Camberwell Public Baths is a good example. Originally built in 1892, the building is Grade II listed and retains much of its original layout and structure. While its heritage value is clear, those same features create real constraints when introducing modern fire safety measures. Protected walls, historic doors, original circulation routes, and open volumes often limit what can physically be altered.

In listed buildings, the challenge is rarely a lack of guidance. It is the opposite. Standard approaches to fire safety often assume that compartmentation, enclosure, and physical alteration are available options. In heritage buildings, they often are not.
Common constraints in listed buildings
Across London, the same issues appear repeatedly:
Limited ability to alter walls, doors, or ceilings
Original layouts that do not align with modern escape standards
Long travel distances that cannot easily be reduced
Protected finishes and features that restrict passive upgrades
Trying to force standard solutions into these buildings usually leads to delay, disagreement with conservation teams, or schemes that look compliant on paper but fail in practice.

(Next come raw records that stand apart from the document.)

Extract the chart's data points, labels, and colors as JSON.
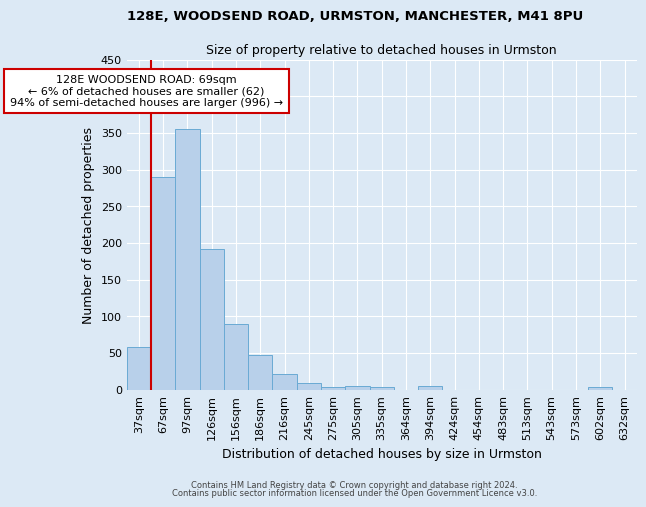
{
  "title1": "128E, WOODSEND ROAD, URMSTON, MANCHESTER, M41 8PU",
  "title2": "Size of property relative to detached houses in Urmston",
  "xlabel": "Distribution of detached houses by size in Urmston",
  "ylabel": "Number of detached properties",
  "bar_labels": [
    "37sqm",
    "67sqm",
    "97sqm",
    "126sqm",
    "156sqm",
    "186sqm",
    "216sqm",
    "245sqm",
    "275sqm",
    "305sqm",
    "335sqm",
    "364sqm",
    "394sqm",
    "424sqm",
    "454sqm",
    "483sqm",
    "513sqm",
    "543sqm",
    "573sqm",
    "602sqm",
    "632sqm"
  ],
  "bar_values": [
    58,
    290,
    355,
    192,
    90,
    47,
    21,
    9,
    4,
    5,
    4,
    0,
    5,
    0,
    0,
    0,
    0,
    0,
    0,
    4,
    0
  ],
  "bar_color": "#b8d0ea",
  "bar_edge_color": "#6aaad4",
  "bg_color": "#dce9f5",
  "axes_bg_color": "#dce9f5",
  "grid_color": "#ffffff",
  "redline_x": 1,
  "annotation_text": "128E WOODSEND ROAD: 69sqm\n← 6% of detached houses are smaller (62)\n94% of semi-detached houses are larger (996) →",
  "annotation_box_color": "#ffffff",
  "annotation_box_edge": "#cc0000",
  "footer1": "Contains HM Land Registry data © Crown copyright and database right 2024.",
  "footer2": "Contains public sector information licensed under the Open Government Licence v3.0.",
  "ylim": [
    0,
    450
  ],
  "yticks": [
    0,
    50,
    100,
    150,
    200,
    250,
    300,
    350,
    400,
    450
  ]
}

What can be changed and what usually cannot
Effective fire strategy in listed buildings starts with understanding where intervention is genuinely possible.
Some measures may be acceptable with careful detailing. Others may be entirely off limits. The role of fire strategy is to work within those boundaries, not ignore them.

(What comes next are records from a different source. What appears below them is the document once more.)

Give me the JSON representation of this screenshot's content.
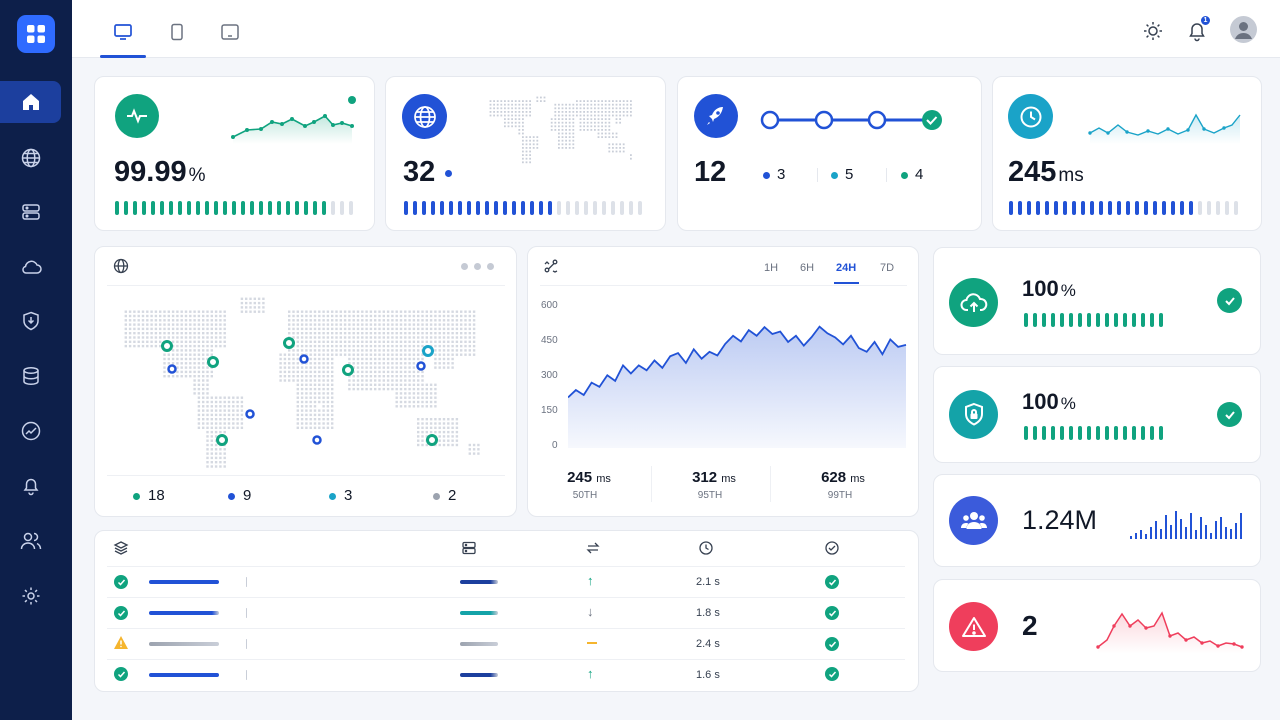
{
  "nav": {
    "logo_icon": "grid-icon",
    "items": [
      "home-icon",
      "globe-icon",
      "server-icon",
      "cloud-icon",
      "shield-icon",
      "database-icon",
      "activity-icon",
      "bell-icon",
      "users-icon",
      "gear-icon"
    ]
  },
  "topbar": {
    "tabs": [
      "desktop-icon",
      "tablet-icon",
      "tablet-landscape-icon"
    ],
    "notification_count": "1",
    "icons": [
      "sun-icon",
      "bell-icon",
      "avatar"
    ]
  },
  "kpi": {
    "uptime": {
      "value": "99.99",
      "unit": "%",
      "color": "#10a37f"
    },
    "regions": {
      "value": "32",
      "color": "#2152d6"
    },
    "deployments": {
      "value": "12",
      "stage1": "3",
      "stage2": "5",
      "stage3": "4"
    },
    "latency": {
      "value": "245",
      "unit": "ms",
      "color": "#1aa3c8"
    }
  },
  "map_card": {
    "legend": [
      {
        "value": "18",
        "color": "#10a37f"
      },
      {
        "value": "9",
        "color": "#2152d6"
      },
      {
        "value": "3",
        "color": "#1aa3c8"
      },
      {
        "value": "2",
        "color": "#9ca3af"
      }
    ]
  },
  "latency_chart": {
    "timeframes": [
      "1H",
      "6H",
      "24H",
      "7D"
    ],
    "active": "24H",
    "stats": [
      {
        "value": "245",
        "unit": "ms",
        "label": "50TH"
      },
      {
        "value": "312",
        "unit": "ms",
        "label": "95TH"
      },
      {
        "value": "628",
        "unit": "ms",
        "label": "99TH"
      }
    ]
  },
  "chart_data": {
    "type": "area",
    "ylim": [
      0,
      600
    ],
    "yticks": [
      "0",
      "150",
      "300",
      "450",
      "600"
    ],
    "values": [
      205,
      235,
      215,
      265,
      248,
      295,
      272,
      335,
      302,
      335,
      315,
      355,
      325,
      372,
      385,
      345,
      400,
      362,
      390,
      375,
      422,
      455,
      432,
      478,
      455,
      490,
      462,
      472,
      430,
      455,
      415,
      450,
      492,
      465,
      448,
      420,
      455,
      405,
      390,
      430,
      380,
      440,
      410,
      418
    ]
  },
  "health": [
    {
      "value": "100",
      "unit": "%",
      "icon": "cloud-upload-icon",
      "color": "#10a37f",
      "status": "check-icon"
    },
    {
      "value": "100",
      "unit": "%",
      "icon": "shield-lock-icon",
      "color": "#14a3a8",
      "status": "check-icon"
    },
    {
      "value": "1.24M",
      "icon": "users-icon",
      "color": "#3b5bdb"
    },
    {
      "value": "2",
      "icon": "warning-icon",
      "color": "#ef3e5c"
    }
  ],
  "table": {
    "header_icons": [
      "layers-icon",
      "server-icon",
      "transfer-icon",
      "clock-icon",
      "check-circle-icon"
    ],
    "rows": [
      {
        "status": "ok",
        "time": "2.1 s",
        "arrow": "up"
      },
      {
        "status": "ok",
        "time": "1.8 s",
        "arrow": "down"
      },
      {
        "status": "warn",
        "time": "2.4 s",
        "arrow": "flat"
      },
      {
        "status": "ok",
        "time": "1.6 s",
        "arrow": "up"
      }
    ]
  }
}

This often means focusing on:
Managing risk through use, management, and occupancy
Improving detection and warning rather than physical separation
Using existing compartmentation intelligently rather than replacing it
Testing assumptions around evacuation and response, rather than defaulting to prescriptive standards
The aim is not to avoid improvement, but to make improvement realistic.

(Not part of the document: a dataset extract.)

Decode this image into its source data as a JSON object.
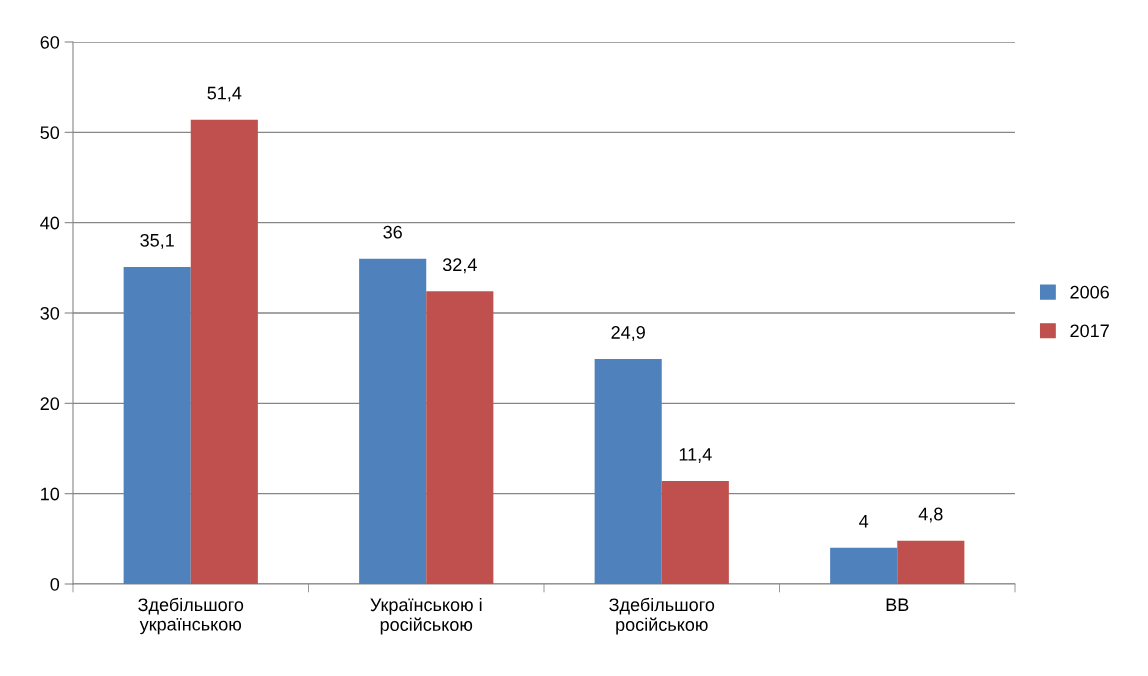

A practical approach to risk
In heritage buildings, fire strategy should be proportionate and evidence led. It should reflect how the building actually operates, not how guidance assumes it should operate.
That means early engagement, careful surveys, and honest discussion about what is achievable. It also means accepting that compliance is not always about adding more measures, but about understanding risk properly and controlling it in a way that fits the building.
This approach supports life safety without unnecessary intervention, avoids late stage redesign, and stands up to scrutiny from approving authorities.
We are regularly appointed on London projects to review and develop fire strategies for listed and heritage buildings where standard solutions do not fit the building or its use. The focus is always the same: practical fire safety that respects the building and supports its continued use.